II est obligé de prendre un chemin différent, où il trouvera une félicité et
une harmonie qui seront la récompense de ses efforts. Devant l'adulte, son
propre enfant deviendra une réalité nouvelle, et il se sentira guérir en
s'attachant à elle.
uu
Une
quantité de problèmes se greffent sur ce sujet, je le sais.
De
l'observation des enfants est née une école nouvelle. Ses mécanismes sont
fondés sur l'ambiance. Les besoins de l'enfant en ont, pourrait-on dire, ciselé
les détails.
Ce qui est
nécessaire, c'est que le milieu ne soit pas surchargé de choses inutiles; il
doit, au contraire, être simple et ne posséder que les objets dont l'enfant se
sert effectivement.
Les objets
superflus créent la confusion, encombrent et fatiguent, et, par la faute d'un
simple détail, la concentration au travail peut se perdre. Nous l'expérimentons
nous-mêmes quand nous allons faire des courses dans un grand magasin. La seule
présence de tant d'objets cause une fatigue capable de déprimer.
On croit
communément aider les enfants en leur donnant une quantité de choses. Et l'on
voit des écoles pleines de matériel et de jouets obtenir peu de résultats et
recourir aux moyens les plus variés que peut suggérer la pédagogie, et même
fondre ensemble plusieurs méthodes d'éducation. Les résultats sont toujours les
pires.
Un fait
certain, prouvé par les enfants, c'est que le matériel est utile à l'élévation
de l'esprit, au développement de la personnalité; mais on doit le limiter au
strict nécessaire.
II faut
aussi que chaque objet ait sa place fixe; c'est si important que nous avons
fait construire des meubles destinés à recevoir des objets déterminés. Cela
facilite le choix de l'enfant, et l'ordre est plus harmonieux. On peut dire que
les objets ont leur cadre qui les met en valeur.
Les enfants
remettent patiemment dans leurs boites respectives les soixante-quatre
gradations des couleurs, ou les lettres de l'alphabet dans leurs cases, ou,
s'ils se sont servis d'un petit tapis, ils le balayent et le roulent avant de
le remettre en place. Les rapports des enfants en sont grandement facilités. II
n'arrive pas que l'un d'eux ait envie de prendre un objet employé par un autre,
puisqu'il sait qu'il ne peut le prendre qu'à sa place, dans l'ordre respecté,
et qu'il ne peut le passer de la main à la main. Les enfants doivent donc avoir
la patience d'attendre, en respectant l'activité des autres.
Une place
fixe est réservée aux objets, mais non pas aux enfants. Nous avons fait
fabriquer un mobilier léger afin, précisément, qu'il soit facile à transporter;
et dans l'ensemble de ces conditions l'entraide se développe.
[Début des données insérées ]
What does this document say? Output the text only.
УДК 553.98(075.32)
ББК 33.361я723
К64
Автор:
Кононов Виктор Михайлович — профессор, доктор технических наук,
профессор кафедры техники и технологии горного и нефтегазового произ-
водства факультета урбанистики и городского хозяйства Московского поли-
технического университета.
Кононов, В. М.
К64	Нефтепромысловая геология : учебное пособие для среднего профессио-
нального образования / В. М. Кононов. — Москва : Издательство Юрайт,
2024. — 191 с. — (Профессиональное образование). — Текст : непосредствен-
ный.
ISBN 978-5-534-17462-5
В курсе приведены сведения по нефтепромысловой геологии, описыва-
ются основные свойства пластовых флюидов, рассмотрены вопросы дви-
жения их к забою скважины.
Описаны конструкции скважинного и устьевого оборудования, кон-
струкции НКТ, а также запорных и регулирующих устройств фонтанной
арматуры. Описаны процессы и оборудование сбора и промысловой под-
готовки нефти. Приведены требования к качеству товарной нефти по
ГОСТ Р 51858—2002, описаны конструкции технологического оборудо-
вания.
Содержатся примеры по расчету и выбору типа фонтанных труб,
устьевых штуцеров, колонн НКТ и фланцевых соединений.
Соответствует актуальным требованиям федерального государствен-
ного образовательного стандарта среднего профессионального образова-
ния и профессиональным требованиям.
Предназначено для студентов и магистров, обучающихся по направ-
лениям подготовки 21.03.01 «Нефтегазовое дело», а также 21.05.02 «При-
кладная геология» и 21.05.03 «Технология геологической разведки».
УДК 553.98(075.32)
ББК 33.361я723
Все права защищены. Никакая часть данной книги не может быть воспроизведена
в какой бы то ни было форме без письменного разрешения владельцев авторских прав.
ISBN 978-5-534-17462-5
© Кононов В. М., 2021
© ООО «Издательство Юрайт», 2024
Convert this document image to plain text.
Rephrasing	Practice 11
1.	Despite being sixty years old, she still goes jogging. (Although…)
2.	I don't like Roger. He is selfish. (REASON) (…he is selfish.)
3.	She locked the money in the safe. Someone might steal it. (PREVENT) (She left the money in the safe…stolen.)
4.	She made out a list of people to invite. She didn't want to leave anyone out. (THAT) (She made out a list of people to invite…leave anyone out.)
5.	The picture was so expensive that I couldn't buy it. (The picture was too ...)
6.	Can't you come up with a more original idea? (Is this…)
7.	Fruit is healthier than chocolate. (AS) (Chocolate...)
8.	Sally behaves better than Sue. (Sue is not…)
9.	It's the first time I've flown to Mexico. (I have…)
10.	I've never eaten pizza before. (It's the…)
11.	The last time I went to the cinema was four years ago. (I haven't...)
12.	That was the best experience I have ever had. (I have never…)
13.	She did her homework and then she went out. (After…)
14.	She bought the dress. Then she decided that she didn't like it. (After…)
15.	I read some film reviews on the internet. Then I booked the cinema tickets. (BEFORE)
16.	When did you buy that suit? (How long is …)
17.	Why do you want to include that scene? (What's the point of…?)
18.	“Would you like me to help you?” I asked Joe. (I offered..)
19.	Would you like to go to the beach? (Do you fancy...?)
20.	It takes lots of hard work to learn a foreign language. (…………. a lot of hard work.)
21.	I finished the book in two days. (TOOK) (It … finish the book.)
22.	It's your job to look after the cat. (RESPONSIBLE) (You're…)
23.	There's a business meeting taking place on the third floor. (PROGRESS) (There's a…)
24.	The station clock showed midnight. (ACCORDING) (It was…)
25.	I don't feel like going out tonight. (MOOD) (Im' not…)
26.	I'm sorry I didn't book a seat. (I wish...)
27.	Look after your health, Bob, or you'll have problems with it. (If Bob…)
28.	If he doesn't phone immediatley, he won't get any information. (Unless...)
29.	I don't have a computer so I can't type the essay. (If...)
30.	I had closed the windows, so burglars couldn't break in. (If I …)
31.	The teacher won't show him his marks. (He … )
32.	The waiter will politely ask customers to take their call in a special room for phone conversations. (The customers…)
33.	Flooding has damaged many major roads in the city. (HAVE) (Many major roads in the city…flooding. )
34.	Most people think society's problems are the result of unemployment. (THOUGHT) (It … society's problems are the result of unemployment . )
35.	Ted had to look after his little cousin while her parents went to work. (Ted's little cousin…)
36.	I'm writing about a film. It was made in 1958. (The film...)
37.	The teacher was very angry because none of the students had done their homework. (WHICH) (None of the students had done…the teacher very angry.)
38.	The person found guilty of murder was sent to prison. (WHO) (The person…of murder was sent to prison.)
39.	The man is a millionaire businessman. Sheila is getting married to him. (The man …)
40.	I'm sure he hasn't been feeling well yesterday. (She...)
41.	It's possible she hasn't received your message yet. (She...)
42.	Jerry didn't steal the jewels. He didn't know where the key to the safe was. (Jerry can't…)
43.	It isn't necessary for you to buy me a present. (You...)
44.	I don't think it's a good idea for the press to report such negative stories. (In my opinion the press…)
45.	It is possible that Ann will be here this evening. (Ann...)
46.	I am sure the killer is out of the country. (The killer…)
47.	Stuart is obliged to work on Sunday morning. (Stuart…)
S'il arrive un
enfant nouveau, qui dérange les autres, c'est avec un sentiment de compassion
qu'il est accueilli.
Je vis, un
jour, l'un d'eux aller dire à l'un de ces dérangeurs, avec une véritable bonne
grâce :
- Tu ne
sais pas encore, mais ça ne fait rien. Toi aussi, tu apprendras !
On allait à
lui avec un sourire complaisant, comme pour dire :
- II n'est
pas encore civilisé, il faut le plaindre !
Mais c'est
quand se produit un petit malheur que la véritable entraide surgit. Par
exemple, un enfant casse un verre plein d'eau; ce petit malheur représente pour
lui une mortification, une humiliation. II ne manque jamais qu'un ami vienne le
réconforter :
- Ça ne
fait rien ! Ne pleure pas !
Et, en un
instant, les débris de verre sont emportés, l'eau essuyée, l'incident oublié.
uu
Ce fut
cette camaraderie, cette entraide, qui soulevèrent l'admiration de ceux qui
visitèrent notre première école ouverte officiellement aux visiteurs, pendant
l'exposition du Canal de Panama, à San-Francisco. La base de cette camaraderie
était l'amour de l'ordre dans l'ambiance; et c'est sur cette base que se
développait la liberté individuelle du sentiment.
Cette
coopération et cet ordre érigeaient un groupe d'enfants en une société qui se
comportait tout naturellement et, par conséquent, indépendamment de l'action
directe de l'adulte.
Je vous
citerai un exemple : l'école de l'exposition de San-Francisco était édifiée
dans la salle principale du pavillon central. Il y avait une immense vitrine, comme
celle d'un magasin, derrière laquelle trente-cinq enfants agissaient sous les
yeux du public. Dans la partie intérieure de la vitrine s'ouvraient de petites
fenêtres pour l'aération. Un beau matin, les enfants étaient déjà arrivés, un
public nombreux affluait, la maîtresse était prête, quand on s'aperçut que la
clef manquait pour ouvrir l'école. Grand embarras de tout le monde ! Mais
un des enfants fit sa proposition :
- Si vous
voulez, nous pouvons nous glisser par les petites fenêtres...
- Oui, mais
la maîtresse ne passera pas!
- Ça ne
fait rien ! Répondit le petit ! On n'a pas besoin d'elle. Pour une fois, elle
pourra nous surveiller du dehors!
Les enfants
étaient donc conscients de la société qu'ils avaient construite.
Une fois
entré dans la voie du travail, l'enfant nous décèle une telle quantité de
phénomènes qu'il devient lui-même une véritable source de révélations.
Le travail
ordonne les fonctions; il en résulte le phénomène le plus surprenant qui soit
survenu dans nos écoles, celui de la « discipline ».
Ce
phénomène a, d'ailleurs, en tant que manifestation naturelle, décelé un rythme
intéressant, que nous avons pu observer dès les premiers temps de notre
expérience.
Je veux, à
ce propos, vous raconter une anecdote : dans une école de Rome, à une
période déjà avancée de notre histoire, la reine d'Italie demanda à un enfant
qui était en train de composer des mots avec l'alphabet mobile: « Ecris :
Vive l'Italie ! » Et l'enfant, sans se troubler, se mit en devoir de ranger,
tranquillement dans leurs cases respectives, les lettres qu'il avait employées.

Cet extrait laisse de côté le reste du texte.